Turkey’s residential property market is the seventh best performing in the world in terms of growth and investment opportunity, recording an 11.5 per cent rise in average prices during 2012.
This is according to the latest Global House Price Index by international property specialist Knight Frank, which also showed that prices in Turkey rose 4.4 per cent between Q1 and Q3 2012 and 2.21 per cent in the last quarter of the year.
Significantly, no other European country was above Turkey in the rankings, which was topped by Hong Kong, followed in descending order by China, Dubai (UAE), Colombia, Brazil and Taiwan.
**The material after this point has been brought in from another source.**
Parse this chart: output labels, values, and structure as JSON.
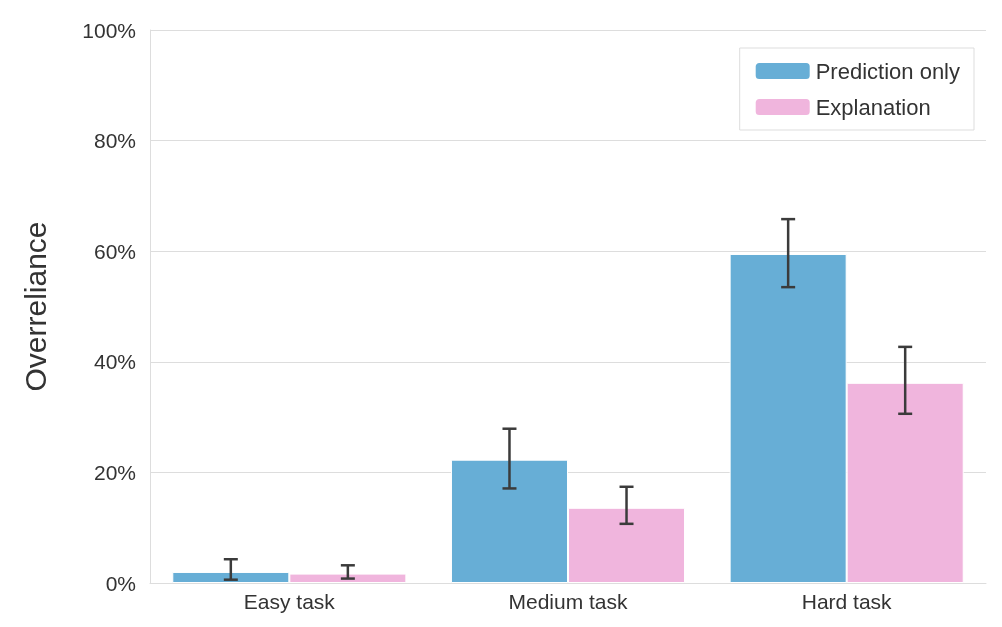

Turkey was also ahead of the USA, which was 10th, while the three highest scoring European countries were Russia (12th), followed by Austria (14th) and Estonia (15th).
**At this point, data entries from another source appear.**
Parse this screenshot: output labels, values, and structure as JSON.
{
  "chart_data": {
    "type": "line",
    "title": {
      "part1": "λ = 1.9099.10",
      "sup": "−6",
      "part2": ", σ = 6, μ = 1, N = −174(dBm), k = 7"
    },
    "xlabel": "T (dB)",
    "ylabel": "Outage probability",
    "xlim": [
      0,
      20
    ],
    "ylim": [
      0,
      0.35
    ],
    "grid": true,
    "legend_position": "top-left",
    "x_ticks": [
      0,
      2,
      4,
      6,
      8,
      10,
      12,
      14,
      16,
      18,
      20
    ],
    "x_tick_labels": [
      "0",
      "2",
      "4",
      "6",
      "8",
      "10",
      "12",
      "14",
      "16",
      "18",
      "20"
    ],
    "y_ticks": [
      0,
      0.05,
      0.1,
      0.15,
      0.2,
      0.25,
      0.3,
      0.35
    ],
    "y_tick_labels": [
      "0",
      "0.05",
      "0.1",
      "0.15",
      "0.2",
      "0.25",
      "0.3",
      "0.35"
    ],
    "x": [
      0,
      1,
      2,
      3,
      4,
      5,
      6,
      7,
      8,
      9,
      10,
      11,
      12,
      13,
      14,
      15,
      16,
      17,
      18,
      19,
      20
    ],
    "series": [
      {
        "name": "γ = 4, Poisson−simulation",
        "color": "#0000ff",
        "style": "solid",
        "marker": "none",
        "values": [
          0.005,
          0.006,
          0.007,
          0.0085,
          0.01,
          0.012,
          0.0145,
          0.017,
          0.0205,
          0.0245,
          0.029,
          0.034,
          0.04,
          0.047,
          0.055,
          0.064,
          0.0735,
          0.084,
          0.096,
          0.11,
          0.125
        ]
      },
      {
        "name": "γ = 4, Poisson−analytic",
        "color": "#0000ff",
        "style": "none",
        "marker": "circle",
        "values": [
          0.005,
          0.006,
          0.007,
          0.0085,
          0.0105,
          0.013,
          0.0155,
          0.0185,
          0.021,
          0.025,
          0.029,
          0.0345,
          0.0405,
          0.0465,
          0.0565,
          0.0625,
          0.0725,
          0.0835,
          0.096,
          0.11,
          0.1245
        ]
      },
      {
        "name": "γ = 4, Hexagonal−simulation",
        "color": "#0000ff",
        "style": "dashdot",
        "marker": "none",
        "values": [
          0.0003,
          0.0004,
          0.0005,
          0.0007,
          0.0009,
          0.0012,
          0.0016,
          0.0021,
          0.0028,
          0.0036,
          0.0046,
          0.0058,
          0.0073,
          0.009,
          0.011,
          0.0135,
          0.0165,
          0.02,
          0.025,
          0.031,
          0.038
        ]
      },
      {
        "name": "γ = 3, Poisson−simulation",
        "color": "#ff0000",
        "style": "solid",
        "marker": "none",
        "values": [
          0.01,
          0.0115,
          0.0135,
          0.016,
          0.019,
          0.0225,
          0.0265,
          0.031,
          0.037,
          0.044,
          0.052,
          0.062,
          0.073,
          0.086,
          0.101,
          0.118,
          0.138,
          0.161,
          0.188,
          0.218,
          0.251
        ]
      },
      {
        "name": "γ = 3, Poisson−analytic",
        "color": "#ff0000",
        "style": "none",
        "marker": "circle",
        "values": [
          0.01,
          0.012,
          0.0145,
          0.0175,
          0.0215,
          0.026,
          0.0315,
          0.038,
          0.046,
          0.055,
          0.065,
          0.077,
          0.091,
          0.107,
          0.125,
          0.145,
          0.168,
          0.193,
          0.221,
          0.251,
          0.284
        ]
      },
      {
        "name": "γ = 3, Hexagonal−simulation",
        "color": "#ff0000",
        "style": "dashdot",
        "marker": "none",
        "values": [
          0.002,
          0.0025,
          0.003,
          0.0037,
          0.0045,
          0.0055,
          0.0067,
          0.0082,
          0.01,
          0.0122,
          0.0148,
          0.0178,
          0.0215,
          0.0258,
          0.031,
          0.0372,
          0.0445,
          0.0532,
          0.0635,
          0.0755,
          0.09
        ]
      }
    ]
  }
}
In fact, the Index showed Europe as the weakest-performing region, with mainstream prices there falling by 0.3 per cent on average during the last 12 months. Overall, residential property prices around the world rose by 2 per cent in the first quarter of 2013 and by 6.6 per cent over the 12-month period. The Knight Frank Index is compiled on a quarterly basis using official government statistics or central bank data where available.
Much of Turkey’s growth has been fuelled by the removal in May 2012 of a reciprocity clause that dictated who could own property in the country. This opened up its market to buyers from Asia and the Middle East, who currently are investing in large scale residential projects in Istanbul, as well as individual homes along Turkey’s pretty coastline.